From: Daily Mail
- Conman Trevor Wales was caught selling fake goods with son Richard
- Were jailed in 2011 for a counterfeit tobacco scam which lasted six years
- Illegal business enabled them to buy luxury properties and jet skies
- Husband and wife only had a legitimate income of £7,400
- £5,000 fell out of his wife’s underwear when police searched their house
A real-life Del Boy and Rodney, whose ill-gotten gains included an exact replica of the iconic Trotter family’s Only Fools and Horses van, have been ordered to pay back nearly £100,000 they made dealing in counterfeit goods.
Similar to the antics of the duo in the cult British sitcom, Trevor Wales, 56, was caught selling fake cigarettes with son Richard Wales, 30, acting as ‘Rodney’ in the illegal family business.
Police discovered their scam in 2011, and when they raided their house, the wife and mother of the pair, Mary Wales 55, had cash floating from her skirt because she had £5,000 stored in her underwear.
The real-life Trotters: Trevor Wales, 56 (left) and son Richard, 30, were ordered to pay back £100,000 for selling counterfeit goods in dealings similar to the ones performed by the Trotters in Only Fools and Horses
The pair were jailed in 2011 after they managed to evade paying £200,000 in duty in a six-year counterfeit tobacco scam.
Having served their sentences, they returned to Leeds Crown Court to hear how much money they would be required to pay back as part of a Proceeds of Crime Hearing.
A court heard previously how Mary, acted as the ‘banker’ of the profits – although she escaped jail with a suspended sentence.
The father and son’s shifty scheme allowed them to buy and renovate property while purchasing jet skis, luxury cars, caravans and motorbikes.
Also found at one of their properties was the famous yellow symbol of the hit TV show – a Reliant Robin complete with the logo ‘Trotters Independent Traders’.
The family, of Leeds, West Yorkshire, had cheated HMRC out of £200,000 between 2003 and 2009.
Leeds Crown Court heard that Trevor Wales benefited to the tune of £71,469, which he must pay back within six months.

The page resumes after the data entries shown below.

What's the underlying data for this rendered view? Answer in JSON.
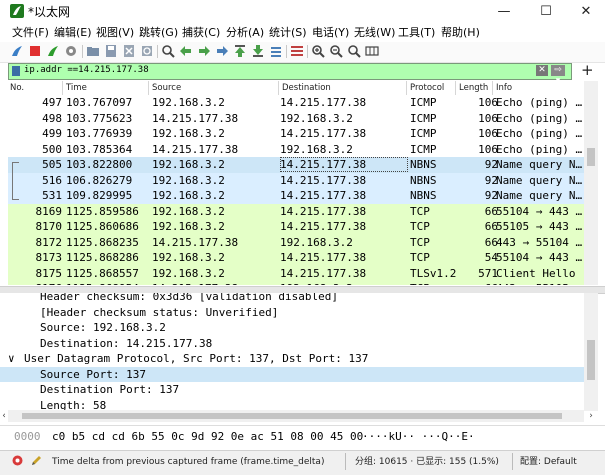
{
  "window": {
    "title": "*以太网",
    "minimize": "—",
    "maximize": "☐",
    "close": "✕"
  },
  "menu": [
    "文件(F)",
    "编辑(E)",
    "视图(V)",
    "跳转(G)",
    "捕获(C)",
    "分析(A)",
    "统计(S)",
    "电话(Y)",
    "无线(W)",
    "工具(T)",
    "帮助(H)"
  ],
  "toolbar_icons": [
    "shark-fin-start-icon",
    "stop-icon",
    "restart-icon",
    "options-gear-icon",
    "open-folder-icon",
    "save-file-icon",
    "close-file-icon",
    "reload-icon",
    "find-icon",
    "back-arrow-icon",
    "forward-arrow-icon",
    "goto-packet-icon",
    "first-packet-icon",
    "last-packet-icon",
    "autoscroll-icon",
    "colorize-icon",
    "zoom-in-icon",
    "zoom-out-icon",
    "zoom-normal-icon",
    "resize-columns-icon"
  ],
  "filter": {
    "value": "ip.addr ==14.215.177.38",
    "clear": "✕",
    "apply": "⇨ ▾",
    "add": "+"
  },
  "columns": [
    "No.",
    "Time",
    "Source",
    "Destination",
    "Protocol",
    "Length",
    "Info"
  ],
  "packets": [
    {
      "no": "497",
      "time": "103.767097",
      "src": "192.168.3.2",
      "dst": "14.215.177.38",
      "proto": "ICMP",
      "len": "106",
      "info": "Echo (ping) …",
      "kind": "other"
    },
    {
      "no": "498",
      "time": "103.775623",
      "src": "14.215.177.38",
      "dst": "192.168.3.2",
      "proto": "ICMP",
      "len": "106",
      "info": "Echo (ping) …",
      "kind": "other"
    },
    {
      "no": "499",
      "time": "103.776939",
      "src": "192.168.3.2",
      "dst": "14.215.177.38",
      "proto": "ICMP",
      "len": "106",
      "info": "Echo (ping) …",
      "kind": "other"
    },
    {
      "no": "500",
      "time": "103.785364",
      "src": "14.215.177.38",
      "dst": "192.168.3.2",
      "proto": "ICMP",
      "len": "106",
      "info": "Echo (ping) …",
      "kind": "other"
    },
    {
      "no": "505",
      "time": "103.822800",
      "src": "192.168.3.2",
      "dst": "14.215.177.38",
      "proto": "NBNS",
      "len": "92",
      "info": "Name query N…",
      "kind": "selected"
    },
    {
      "no": "516",
      "time": "106.826279",
      "src": "192.168.3.2",
      "dst": "14.215.177.38",
      "proto": "NBNS",
      "len": "92",
      "info": "Name query N…",
      "kind": "udp"
    },
    {
      "no": "531",
      "time": "109.829995",
      "src": "192.168.3.2",
      "dst": "14.215.177.38",
      "proto": "NBNS",
      "len": "92",
      "info": "Name query N…",
      "kind": "udp"
    },
    {
      "no": "8169",
      "time": "1125.859586",
      "src": "192.168.3.2",
      "dst": "14.215.177.38",
      "proto": "TCP",
      "len": "66",
      "info": "55104 → 443 …",
      "kind": "tcp"
    },
    {
      "no": "8170",
      "time": "1125.860686",
      "src": "192.168.3.2",
      "dst": "14.215.177.38",
      "proto": "TCP",
      "len": "66",
      "info": "55105 → 443 …",
      "kind": "tcp"
    },
    {
      "no": "8172",
      "time": "1125.868235",
      "src": "14.215.177.38",
      "dst": "192.168.3.2",
      "proto": "TCP",
      "len": "66",
      "info": "443 → 55104 …",
      "kind": "tcp"
    },
    {
      "no": "8173",
      "time": "1125.868286",
      "src": "192.168.3.2",
      "dst": "14.215.177.38",
      "proto": "TCP",
      "len": "54",
      "info": "55104 → 443 …",
      "kind": "tcp"
    },
    {
      "no": "8175",
      "time": "1125.868557",
      "src": "192.168.3.2",
      "dst": "14.215.177.38",
      "proto": "TLSv1.2",
      "len": "571",
      "info": "Client Hello",
      "kind": "tcp"
    },
    {
      "no": "8176",
      "time": "1125.868954",
      "src": "14.215.177.38",
      "dst": "192.168.3.2",
      "proto": "TCP",
      "len": "66",
      "info": "443 → 55105 …",
      "kind": "tcp"
    }
  ],
  "details": [
    {
      "text": "Header checksum: 0x3d36 [validation disabled]",
      "indent": 1,
      "expander": "",
      "hl": false
    },
    {
      "text": "[Header checksum status: Unverified]",
      "indent": 1,
      "expander": "",
      "hl": false
    },
    {
      "text": "Source: 192.168.3.2",
      "indent": 1,
      "expander": "",
      "hl": false
    },
    {
      "text": "Destination: 14.215.177.38",
      "indent": 1,
      "expander": "",
      "hl": false
    },
    {
      "text": "User Datagram Protocol, Src Port: 137, Dst Port: 137",
      "indent": 0,
      "expander": "∨",
      "hl": false
    },
    {
      "text": "Source Port: 137",
      "indent": 1,
      "expander": "",
      "hl": true
    },
    {
      "text": "Destination Port: 137",
      "indent": 1,
      "expander": "",
      "hl": false
    },
    {
      "text": "Length: 58",
      "indent": 1,
      "expander": "",
      "hl": false
    }
  ],
  "bytes": {
    "offset": "0000",
    "hex": "c0 b5 cd cd 6b 55 0c 9d  92 0e ac 51 08 00 45 00",
    "ascii": "····kU·· ···Q··E·"
  },
  "status": {
    "field": "Time delta from previous captured frame (frame.time_delta)",
    "packets": "分组: 10615 · 已显示: 155 (1.5%)",
    "profile": "配置: Default"
  },
  "colors": {
    "filter_ok": "#afffaf",
    "tcp_row": "#e4ffc7",
    "udp_row": "#daeeff",
    "selected_row": "#cde6f7",
    "accent": "#1f7a1f"
  }
}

His son has £21,029 available which he also has to hand over. But, the court heard, it is Mary Wales who benefited the most from the scam and must pay back £110,747 within six months or face jail.
Judge Tom Bayliss QC, said the ‘defendants have benefited from criminal conduct’ and concluded ‘this is a lifestyle case’.
The family were caught out in 2011 after officers investigating the scam turned up at their home in Leeds, West Yorkshire.
Fake and genuine packets of Regal cigarettes were also found in the family home along with £16,000 in cash.
Jet skis cost the family £20,000, a Mitsubishi Shogun was also bought for the couple’s daughter.
Evidence of an extensive expenditure were found when police searched their home led to police following them to a shipping container in Selby, North Yorkshire, where they found large amounts of tobacco not available in this country.
At the hearing in 2011, Judge Rodney Grant said: ‘This is a good deal of money and that money over a period of time was used by you and members of you family to live well above your lifestyle.
‘The offences continued over a long period of time and that was an aggravating feature.’
The court also heard that Trevor and Mary had a legitimate income of only £7,400 a year while Richard did not declare any income and occasionally claimed benefits.
Sentencing Trevor to two years and three months after he admitted evading VAT on cigarettes and tobacco, he said that offences such as these are very serious.
‘I take the view that your involvement in these matters was a result of a your father’s involvement,’ added
Richard Wales was sentenced to 15 months following his guilty plea to the same offence as well as converting criminal property.
Mary Wales was handed a 12-month sentence suspended for two years after pleading guilty to two offences of converting criminal property. She was also handed an 18-month supervision order and a four-month curfew.